Nagle miała ochotę odwrócić się i uciec. Dlaczego? Uratował jej życie, a teraz miałby ją skrzywdzić? Zdjęła torebkę z ramienia, przycisnęła do piersi, ma przy sobie pistolet. Cholera, po tym, co przeszła w ciągu ostatnich miesięcy, nie potrafiła nikomu zaufać.

I to właśnie było najgorsze. Zawsze będzie sama. A tak bardzo pragnęła normalnego życia – męża, dzieci, pracy, ładnego domku w ładnej dzielnicy, najlepiej z białym płotem. Zwykłego życia, do cholery. Ale nigdy go nie dostanie. Rosjanie nie zabili jej tak jak Karen, ale i tak odebrali jej życie.

Wyprostowała się i weszła do obszernego pomieszczenia. Rozejrzała się, ciekawa, jakie meble wybrał Roman, ale jej uwagę zwrócił ruch po przeciwnej stronie gabinetu.

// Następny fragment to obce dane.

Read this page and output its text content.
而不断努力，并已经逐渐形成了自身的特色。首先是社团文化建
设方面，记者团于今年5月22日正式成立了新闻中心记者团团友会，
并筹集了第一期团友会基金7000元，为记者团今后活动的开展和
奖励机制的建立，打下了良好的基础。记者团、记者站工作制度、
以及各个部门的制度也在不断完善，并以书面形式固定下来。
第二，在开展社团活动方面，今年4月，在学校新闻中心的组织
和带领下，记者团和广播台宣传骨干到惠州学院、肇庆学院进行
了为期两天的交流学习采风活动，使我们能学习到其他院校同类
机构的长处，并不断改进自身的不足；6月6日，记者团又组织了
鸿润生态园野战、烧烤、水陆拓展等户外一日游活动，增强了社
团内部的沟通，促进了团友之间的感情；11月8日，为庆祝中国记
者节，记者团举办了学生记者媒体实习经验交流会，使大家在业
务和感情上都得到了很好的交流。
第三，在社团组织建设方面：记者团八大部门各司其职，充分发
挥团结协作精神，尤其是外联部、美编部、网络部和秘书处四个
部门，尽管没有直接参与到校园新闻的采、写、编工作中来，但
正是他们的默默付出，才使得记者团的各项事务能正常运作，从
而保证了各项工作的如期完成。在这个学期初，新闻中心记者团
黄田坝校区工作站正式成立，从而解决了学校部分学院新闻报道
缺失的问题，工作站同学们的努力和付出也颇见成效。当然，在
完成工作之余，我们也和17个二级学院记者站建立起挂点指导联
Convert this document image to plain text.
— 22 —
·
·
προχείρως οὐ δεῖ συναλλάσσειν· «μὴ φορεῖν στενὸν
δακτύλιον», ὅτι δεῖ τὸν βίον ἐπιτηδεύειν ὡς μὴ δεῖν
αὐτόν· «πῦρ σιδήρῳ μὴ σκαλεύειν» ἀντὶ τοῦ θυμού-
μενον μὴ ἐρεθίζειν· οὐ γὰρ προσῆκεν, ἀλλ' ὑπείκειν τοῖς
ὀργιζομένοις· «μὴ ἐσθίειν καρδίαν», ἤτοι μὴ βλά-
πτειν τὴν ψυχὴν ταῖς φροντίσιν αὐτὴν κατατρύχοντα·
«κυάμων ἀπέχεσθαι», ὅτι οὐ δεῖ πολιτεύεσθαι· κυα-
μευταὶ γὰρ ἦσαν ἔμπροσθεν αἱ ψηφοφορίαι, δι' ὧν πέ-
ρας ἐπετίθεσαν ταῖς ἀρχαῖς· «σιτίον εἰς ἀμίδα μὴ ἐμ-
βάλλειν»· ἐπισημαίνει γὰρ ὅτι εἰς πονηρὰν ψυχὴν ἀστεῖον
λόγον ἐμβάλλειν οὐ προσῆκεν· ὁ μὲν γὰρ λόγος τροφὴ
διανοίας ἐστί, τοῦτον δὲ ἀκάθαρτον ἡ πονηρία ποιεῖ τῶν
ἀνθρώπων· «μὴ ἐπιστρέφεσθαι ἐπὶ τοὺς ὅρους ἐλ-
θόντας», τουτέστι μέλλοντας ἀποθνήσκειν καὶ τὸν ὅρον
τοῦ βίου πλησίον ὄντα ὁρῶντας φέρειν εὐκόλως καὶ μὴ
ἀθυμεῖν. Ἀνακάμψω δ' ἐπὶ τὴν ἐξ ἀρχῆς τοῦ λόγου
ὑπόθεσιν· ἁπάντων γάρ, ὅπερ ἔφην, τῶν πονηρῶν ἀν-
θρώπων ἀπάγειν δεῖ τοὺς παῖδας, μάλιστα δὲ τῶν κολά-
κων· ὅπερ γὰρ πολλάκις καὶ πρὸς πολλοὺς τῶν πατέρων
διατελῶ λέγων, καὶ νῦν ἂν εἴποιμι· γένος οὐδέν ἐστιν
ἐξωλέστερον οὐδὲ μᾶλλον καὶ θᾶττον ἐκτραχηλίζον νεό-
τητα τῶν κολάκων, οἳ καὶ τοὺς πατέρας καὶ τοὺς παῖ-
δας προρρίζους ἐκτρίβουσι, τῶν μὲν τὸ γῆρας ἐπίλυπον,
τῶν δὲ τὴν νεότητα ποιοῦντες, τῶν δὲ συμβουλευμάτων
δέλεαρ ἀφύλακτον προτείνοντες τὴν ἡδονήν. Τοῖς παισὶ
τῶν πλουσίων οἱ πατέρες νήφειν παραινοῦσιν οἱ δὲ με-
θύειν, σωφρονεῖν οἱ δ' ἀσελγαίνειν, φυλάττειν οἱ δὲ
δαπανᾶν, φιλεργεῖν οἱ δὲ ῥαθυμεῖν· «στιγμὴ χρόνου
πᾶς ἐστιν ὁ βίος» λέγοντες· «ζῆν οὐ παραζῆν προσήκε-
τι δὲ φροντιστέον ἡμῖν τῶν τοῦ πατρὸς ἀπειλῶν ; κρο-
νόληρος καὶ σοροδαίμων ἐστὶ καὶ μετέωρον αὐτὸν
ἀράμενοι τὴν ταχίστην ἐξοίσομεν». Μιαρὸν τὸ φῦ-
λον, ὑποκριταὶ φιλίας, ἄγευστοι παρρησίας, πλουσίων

Z półmroku wynurzyły się dwie postacie: Connor i Gregori. Powinna odetchnąć z ulgą, ale ich miny budziły niepokój. W pokoju nagle zrobiło się zimno. Bardzo zimno. Lodowaty podmuch omiótł jej głowę.

Zadrżała, odwróciła się do drzwi.

– Roman?

Zamknął drzwi na klucz i wsunął go do kieszeni. Przełknęła ślinę.

– Co się dzieje?

Patrzył na nią z ogniem w złotych oczach. Podszedł bliżej i szepnął:

– Już czas.

Rozdział 7

Wampiry od stuleci posługują się kontrolą umysłu. W ten sposób najłatwiej przekonać śmiertelnika, by z własnej woli zaofiarował się jako źródło pożywienia. I tylko tak mogą pozbawić go wspomnień o tym zajściu, kiedy jest już po wszystkim. W czasach przed wynalezieniem sztucznej krwi Roman co noc uciekał się do hipnozy i kontroli myśli. Nigdy nie miał z tego powodu wyrzutów sumienia. Była to kwestia życia lub śmierci. Normalne.